Such has been the improvement in investor sentiment in Tesco (LSE: TSCO) (NASDAQOTH: TSCDY.US) during recent months that its shares are now down just 12% over the last year. Considering how disastrous the period has been for its bottom line, that’s a very good result and provides evidence that investors can be very forgiving for stocks with turnaround potential.
And, looking ahead, Tesco is very much on course to turn its fortunes around. For example, next year it is forecast to return to earnings growth for the first time since the 2012 financial year and, following that rise, it is expected to increase its bottom line by a whopping 30% in financial year 2017. This puts Tesco on a price to earnings growth (PEG) ratio of just 0.6, which indicates that its share price strength in recent months could be just the beginning of a prolonged period of strong performance.
British American Tobacco
In the short term, British American Tobacco (LSE: BATS) (NYSE: BTI.US) may not seem like such an appealing stock to buy a slice of. That’s because the dual threat of increased regulations and greater illicit trade in cigarettes is causing volumes across the tobacco industry to fall. And, while price increases will offset much of this decline, it is likely to hold back investor sentiment in the short run.
However, British American Tobacco still has a very bright future. Notably, the e-cigarette space holds significant growth potential and could rejuvenate the industry’s top and bottom lines. And, in the meantime, British American Tobacco remains a top income stock, with it yielding 4.3% at the present time and being forecast to increase dividends per share by an impressive 2.9% next year.

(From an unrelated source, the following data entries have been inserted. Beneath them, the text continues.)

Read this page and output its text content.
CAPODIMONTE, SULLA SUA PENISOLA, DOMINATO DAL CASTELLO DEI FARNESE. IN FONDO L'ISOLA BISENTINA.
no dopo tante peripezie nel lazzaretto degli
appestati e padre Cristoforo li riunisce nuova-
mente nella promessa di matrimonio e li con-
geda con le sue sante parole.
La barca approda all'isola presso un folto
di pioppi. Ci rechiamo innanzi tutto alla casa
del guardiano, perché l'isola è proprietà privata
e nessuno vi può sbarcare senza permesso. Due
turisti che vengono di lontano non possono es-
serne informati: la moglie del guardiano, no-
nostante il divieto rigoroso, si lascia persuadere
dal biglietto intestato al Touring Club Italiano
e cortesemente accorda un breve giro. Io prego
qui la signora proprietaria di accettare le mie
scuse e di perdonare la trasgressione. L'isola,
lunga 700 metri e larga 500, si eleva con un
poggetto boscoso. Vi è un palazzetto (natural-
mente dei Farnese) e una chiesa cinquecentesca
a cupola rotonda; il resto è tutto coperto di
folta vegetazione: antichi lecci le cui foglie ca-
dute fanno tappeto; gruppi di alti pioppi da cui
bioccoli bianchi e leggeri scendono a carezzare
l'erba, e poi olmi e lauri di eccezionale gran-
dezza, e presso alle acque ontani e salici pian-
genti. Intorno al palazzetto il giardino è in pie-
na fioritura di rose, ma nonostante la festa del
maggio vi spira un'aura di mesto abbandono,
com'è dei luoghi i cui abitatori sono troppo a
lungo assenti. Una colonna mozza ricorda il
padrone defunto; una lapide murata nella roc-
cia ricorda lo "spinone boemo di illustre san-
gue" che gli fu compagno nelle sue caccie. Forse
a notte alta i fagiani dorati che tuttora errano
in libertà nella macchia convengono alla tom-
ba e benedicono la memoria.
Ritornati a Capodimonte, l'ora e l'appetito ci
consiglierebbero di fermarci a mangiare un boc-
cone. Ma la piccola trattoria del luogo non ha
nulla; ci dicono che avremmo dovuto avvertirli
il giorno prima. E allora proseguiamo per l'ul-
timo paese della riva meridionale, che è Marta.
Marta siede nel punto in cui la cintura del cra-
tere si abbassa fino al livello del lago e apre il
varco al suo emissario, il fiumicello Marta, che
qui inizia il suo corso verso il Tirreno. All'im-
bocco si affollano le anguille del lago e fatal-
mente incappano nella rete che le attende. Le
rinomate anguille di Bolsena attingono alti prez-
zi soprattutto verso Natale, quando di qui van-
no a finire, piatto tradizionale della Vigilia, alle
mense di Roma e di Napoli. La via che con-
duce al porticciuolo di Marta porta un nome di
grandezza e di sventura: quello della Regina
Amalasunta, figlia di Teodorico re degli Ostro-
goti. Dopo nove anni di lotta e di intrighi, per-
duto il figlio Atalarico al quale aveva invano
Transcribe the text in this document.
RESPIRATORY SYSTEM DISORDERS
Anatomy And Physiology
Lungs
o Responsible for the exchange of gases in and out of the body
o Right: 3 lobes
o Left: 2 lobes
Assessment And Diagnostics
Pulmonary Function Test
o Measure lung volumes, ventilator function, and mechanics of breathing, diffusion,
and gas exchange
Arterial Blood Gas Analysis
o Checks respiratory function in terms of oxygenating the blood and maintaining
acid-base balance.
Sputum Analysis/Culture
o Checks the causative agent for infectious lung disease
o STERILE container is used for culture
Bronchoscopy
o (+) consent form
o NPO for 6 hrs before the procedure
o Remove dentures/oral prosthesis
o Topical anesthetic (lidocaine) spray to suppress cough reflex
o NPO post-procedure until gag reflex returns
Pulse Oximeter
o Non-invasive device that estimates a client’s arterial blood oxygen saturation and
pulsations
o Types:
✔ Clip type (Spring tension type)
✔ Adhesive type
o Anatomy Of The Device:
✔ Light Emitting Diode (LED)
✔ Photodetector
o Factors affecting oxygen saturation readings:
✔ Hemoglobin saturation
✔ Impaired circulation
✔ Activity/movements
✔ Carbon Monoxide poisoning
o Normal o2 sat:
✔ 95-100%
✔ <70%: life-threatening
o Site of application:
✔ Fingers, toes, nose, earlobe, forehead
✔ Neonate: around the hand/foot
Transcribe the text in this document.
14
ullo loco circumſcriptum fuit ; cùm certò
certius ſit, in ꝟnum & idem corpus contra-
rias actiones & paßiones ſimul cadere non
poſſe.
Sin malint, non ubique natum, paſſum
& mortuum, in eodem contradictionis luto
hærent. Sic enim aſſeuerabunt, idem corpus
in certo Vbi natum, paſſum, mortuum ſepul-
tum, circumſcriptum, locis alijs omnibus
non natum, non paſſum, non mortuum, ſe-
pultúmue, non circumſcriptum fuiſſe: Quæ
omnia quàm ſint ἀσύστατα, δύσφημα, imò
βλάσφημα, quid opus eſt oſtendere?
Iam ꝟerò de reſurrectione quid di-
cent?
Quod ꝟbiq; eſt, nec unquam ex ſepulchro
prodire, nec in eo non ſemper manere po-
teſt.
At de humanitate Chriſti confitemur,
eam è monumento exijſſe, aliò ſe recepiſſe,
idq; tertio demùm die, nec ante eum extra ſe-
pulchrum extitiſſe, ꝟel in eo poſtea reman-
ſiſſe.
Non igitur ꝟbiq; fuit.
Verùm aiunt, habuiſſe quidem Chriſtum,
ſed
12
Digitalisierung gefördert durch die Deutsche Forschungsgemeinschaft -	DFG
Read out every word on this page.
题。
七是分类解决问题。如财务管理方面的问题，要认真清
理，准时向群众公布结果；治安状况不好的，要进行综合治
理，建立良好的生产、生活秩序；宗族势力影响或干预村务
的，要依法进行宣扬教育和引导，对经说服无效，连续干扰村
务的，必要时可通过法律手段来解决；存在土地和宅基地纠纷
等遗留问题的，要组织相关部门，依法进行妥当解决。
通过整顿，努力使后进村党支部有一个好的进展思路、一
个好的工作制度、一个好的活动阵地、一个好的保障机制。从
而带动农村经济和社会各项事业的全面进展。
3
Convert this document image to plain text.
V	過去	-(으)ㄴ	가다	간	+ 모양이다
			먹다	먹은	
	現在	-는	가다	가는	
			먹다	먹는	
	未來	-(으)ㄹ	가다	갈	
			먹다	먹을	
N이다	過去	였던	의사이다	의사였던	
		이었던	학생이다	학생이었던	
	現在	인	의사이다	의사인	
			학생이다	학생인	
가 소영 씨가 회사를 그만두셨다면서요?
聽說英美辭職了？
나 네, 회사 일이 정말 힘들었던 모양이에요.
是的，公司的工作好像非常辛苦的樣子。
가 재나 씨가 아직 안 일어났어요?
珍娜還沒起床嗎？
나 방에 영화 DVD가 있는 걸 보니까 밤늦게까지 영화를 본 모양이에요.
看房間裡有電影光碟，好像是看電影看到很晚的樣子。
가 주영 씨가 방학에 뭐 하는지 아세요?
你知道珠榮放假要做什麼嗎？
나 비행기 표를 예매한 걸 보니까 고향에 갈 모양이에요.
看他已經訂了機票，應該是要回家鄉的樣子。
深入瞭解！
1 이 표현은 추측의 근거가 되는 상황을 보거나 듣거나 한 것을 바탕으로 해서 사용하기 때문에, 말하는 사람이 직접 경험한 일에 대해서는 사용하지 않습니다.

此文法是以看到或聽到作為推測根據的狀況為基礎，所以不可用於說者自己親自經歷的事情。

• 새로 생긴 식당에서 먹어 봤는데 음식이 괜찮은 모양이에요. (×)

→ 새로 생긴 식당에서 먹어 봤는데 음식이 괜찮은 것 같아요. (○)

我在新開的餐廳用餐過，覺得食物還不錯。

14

The best time to buy any stock is when its near term future appears to be somewhat uncertain, but while it also has a bright long term future. That’s the current situation for SSE (LSE: SSE), with there being significant political risk in investing in the company right now, owing to the potential for an energy price freeze and new regulator under a Labour government.
As such, shares in SSE trade on a very appealing valuation with, for example, it having a price to earnings (P/E) ratio of just 13.8 (versus 16 for the FTSE 100). In addition, SSE offers a yield of 5.9%, which is not only stunning, but is also set to rise to 6% next year. As such, and while the short term may be challenging, SSE appears to be a great buying opportunity right now.